About Archive Tags RSS Feed

 

What would you have me do, Stephen?

6 November 2009 21:50

Things which should exist, but don't yet:

Transparent SQL Cache

Imagine a proxy listening on 127.0.0.1:3306, receiving SQL Queries.

Any query that was "SELECT .." could return the result from a local cache for the appropriate table. Any query of the form "UPDATE" or "INSERT" would flush all caches for the table.

Should be near-trivial: Hash the incoming query & parameters via SHA1sum to get a unique key then store/lookup results in Memcached.

Would it be useful? I think so, but of course it depends on the application and the effort involved.

"Global status"

A single site that would rebroadcast a posted (short) status message to facebook/twitter/your chat client/etc/etc.

Hard part would be receiving comments from the sites it re-served to.

Scraping statuses from facebook is hard, not sure about twitter.

This concludes my Friday wishlist.

ObFilm: Master and Commander

| 10 comments

 

Comments on this entry

icon James Vega at 15:19 on 6 November 2009

As for "Global status", that sounds like what http://ping.fm/ is designed to do.

icon Brett Parker at 15:29 on 6 November 2009

Nice idea, but, it becomes somewhat more complicated when there are SQL functions involved (which maybe updating when you're doing a select) or if the backend database has triggers on the tables causing updates on selects etc...

Cheers,
Brett.

icon Jeff Goldschrafe at 15:32 on 6 November 2009

This approach has a few problems. As with anything that's supposedly transparent, the approach trades robustness for ease-of-use, and I'm not convinced that the ease-of-use performs well enough (or at all, in some cases) to justify the additional effort.

The first is that many SQL queries are inherently non-deterministic. For example, consider the following query that selects 10 random rows from a table (and I'm aware it's not a good query for other reasons, but bear with me):

SELECT * FROM `table` ORDER BY RAND LIMIT 0,1;

This query, if cached, will return the same set of rows every time the cache is hit. In the case of a DB-agnostic transparent SQL proxy, it would have to be specifically informed that this query produces volatile results. You can either do this manually, by breaking the SQL statement's compatibility with the native RDBMS, or you can try to guess what the RDBMS is going to do with the query.

The second reason it's not really workable is that it breaks any functionality that isn't directly caused by the CREATE/UPDATE/DELETE operation. We're talking about triggers, stored procedures/user-defined functions, and other backend functionality that isn't, strictly speaking, "SQL." In some cases, like Pl/Perl or Pl/Python, this could be mitigated with custom functions that let the database server try to flush the cache. The design of it leaves a bad taste in my mouth, though.

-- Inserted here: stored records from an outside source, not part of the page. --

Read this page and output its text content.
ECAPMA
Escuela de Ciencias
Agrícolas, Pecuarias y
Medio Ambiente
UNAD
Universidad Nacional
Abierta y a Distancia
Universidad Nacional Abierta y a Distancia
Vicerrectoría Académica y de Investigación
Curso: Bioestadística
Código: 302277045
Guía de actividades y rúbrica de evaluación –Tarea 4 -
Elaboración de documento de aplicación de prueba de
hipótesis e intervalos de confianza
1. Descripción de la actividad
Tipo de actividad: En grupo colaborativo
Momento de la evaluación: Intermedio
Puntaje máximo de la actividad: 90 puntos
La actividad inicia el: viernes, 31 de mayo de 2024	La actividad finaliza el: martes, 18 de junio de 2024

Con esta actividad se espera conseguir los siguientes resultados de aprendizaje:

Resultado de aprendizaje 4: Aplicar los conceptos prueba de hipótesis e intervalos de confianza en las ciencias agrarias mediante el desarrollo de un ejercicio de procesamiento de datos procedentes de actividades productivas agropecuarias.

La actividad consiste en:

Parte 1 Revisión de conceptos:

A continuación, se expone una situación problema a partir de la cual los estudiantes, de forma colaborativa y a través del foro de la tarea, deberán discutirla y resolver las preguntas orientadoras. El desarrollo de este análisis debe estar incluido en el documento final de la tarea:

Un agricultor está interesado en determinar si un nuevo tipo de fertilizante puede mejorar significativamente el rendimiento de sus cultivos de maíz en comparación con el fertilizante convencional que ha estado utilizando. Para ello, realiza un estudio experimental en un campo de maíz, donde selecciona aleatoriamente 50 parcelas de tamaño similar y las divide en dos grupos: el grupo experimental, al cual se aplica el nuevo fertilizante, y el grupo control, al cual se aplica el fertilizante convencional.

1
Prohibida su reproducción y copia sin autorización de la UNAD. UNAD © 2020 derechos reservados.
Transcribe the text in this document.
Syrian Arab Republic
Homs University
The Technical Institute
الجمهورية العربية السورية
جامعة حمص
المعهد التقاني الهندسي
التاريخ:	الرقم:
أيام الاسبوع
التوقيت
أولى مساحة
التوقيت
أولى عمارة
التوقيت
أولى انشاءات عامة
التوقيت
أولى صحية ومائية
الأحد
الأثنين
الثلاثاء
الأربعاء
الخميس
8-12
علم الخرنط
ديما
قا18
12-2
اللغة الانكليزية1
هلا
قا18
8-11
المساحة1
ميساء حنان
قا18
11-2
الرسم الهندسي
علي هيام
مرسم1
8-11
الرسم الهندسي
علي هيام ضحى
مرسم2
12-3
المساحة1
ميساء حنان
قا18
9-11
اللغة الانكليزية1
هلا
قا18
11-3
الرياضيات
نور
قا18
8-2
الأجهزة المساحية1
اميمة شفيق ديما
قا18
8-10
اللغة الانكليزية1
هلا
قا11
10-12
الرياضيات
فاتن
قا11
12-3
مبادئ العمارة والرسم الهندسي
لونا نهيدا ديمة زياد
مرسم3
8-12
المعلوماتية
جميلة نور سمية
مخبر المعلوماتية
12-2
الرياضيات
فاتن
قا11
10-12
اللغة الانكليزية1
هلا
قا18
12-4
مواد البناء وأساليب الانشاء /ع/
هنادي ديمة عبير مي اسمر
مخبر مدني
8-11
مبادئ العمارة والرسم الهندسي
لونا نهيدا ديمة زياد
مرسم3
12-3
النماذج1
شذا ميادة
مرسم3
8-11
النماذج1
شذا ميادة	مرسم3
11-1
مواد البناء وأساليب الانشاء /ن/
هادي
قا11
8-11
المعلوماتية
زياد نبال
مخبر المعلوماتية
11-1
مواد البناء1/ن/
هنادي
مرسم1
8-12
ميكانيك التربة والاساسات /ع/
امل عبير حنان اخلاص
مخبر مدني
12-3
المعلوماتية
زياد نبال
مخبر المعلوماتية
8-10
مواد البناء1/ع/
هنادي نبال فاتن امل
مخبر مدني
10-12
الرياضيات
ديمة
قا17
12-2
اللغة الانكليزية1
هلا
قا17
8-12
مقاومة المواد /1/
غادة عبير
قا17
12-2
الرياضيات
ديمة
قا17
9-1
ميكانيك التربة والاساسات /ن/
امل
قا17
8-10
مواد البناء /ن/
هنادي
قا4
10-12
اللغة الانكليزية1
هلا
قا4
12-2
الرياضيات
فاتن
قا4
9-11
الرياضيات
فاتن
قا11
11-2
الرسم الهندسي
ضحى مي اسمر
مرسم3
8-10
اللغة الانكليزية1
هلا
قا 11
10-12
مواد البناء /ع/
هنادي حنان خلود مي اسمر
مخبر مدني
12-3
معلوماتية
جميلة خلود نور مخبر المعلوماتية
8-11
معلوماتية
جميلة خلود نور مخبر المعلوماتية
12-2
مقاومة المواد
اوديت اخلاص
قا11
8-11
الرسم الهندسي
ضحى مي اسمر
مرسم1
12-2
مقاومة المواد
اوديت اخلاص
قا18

There's stuff that occurs on the frontend that is DBMS-specific, and you might not be checking for it. For example, most of your updates in MySQL for an application that does a lot of updates might not be coming in the form of an UPDATE query, but they might be taking the form of a parameterized query where everything is streamed as data by the MySQL client libraries rather than ferried across as SQL statements. Is this the kind of backend engineering anybody actually wants to do?

The third reason is that lots of queries return a lot more data than you probably need to cache. The DBMS has a query cache and a buffer pool already, which is pretty good at doing exactly the type of caching you describe. The reason that memcached is useful is because developers have more control in caching the data that's important, rather than just throwing everything at the cache that comes out of the database. Adding another layer of cache with the exact same contents as the DB's cache and an additional layer of indirection and another point of latency won't speed things along any.

icon Steve Kemp at 15:38 on 6 November 2009

Thanks for the comments - I guess the consensus is that this approach is either too simple (failing to account for triggers and RAND) or not useful (duplicating existing DB caches).

That's a shame, but I think believe the objections seem reason enough not to attempt it.

icon Maik at 15:48 on 6 November 2009

Oracle actually has a product like the one you're suggesting. You connect to it instead of the real database server, and it keeps selected tables and views in RAM. You can choose if the table/view should be cached entirely, partially based on a WHERE clause or partially based on activity (i.e. cache n rows and age out not recently accessed ones).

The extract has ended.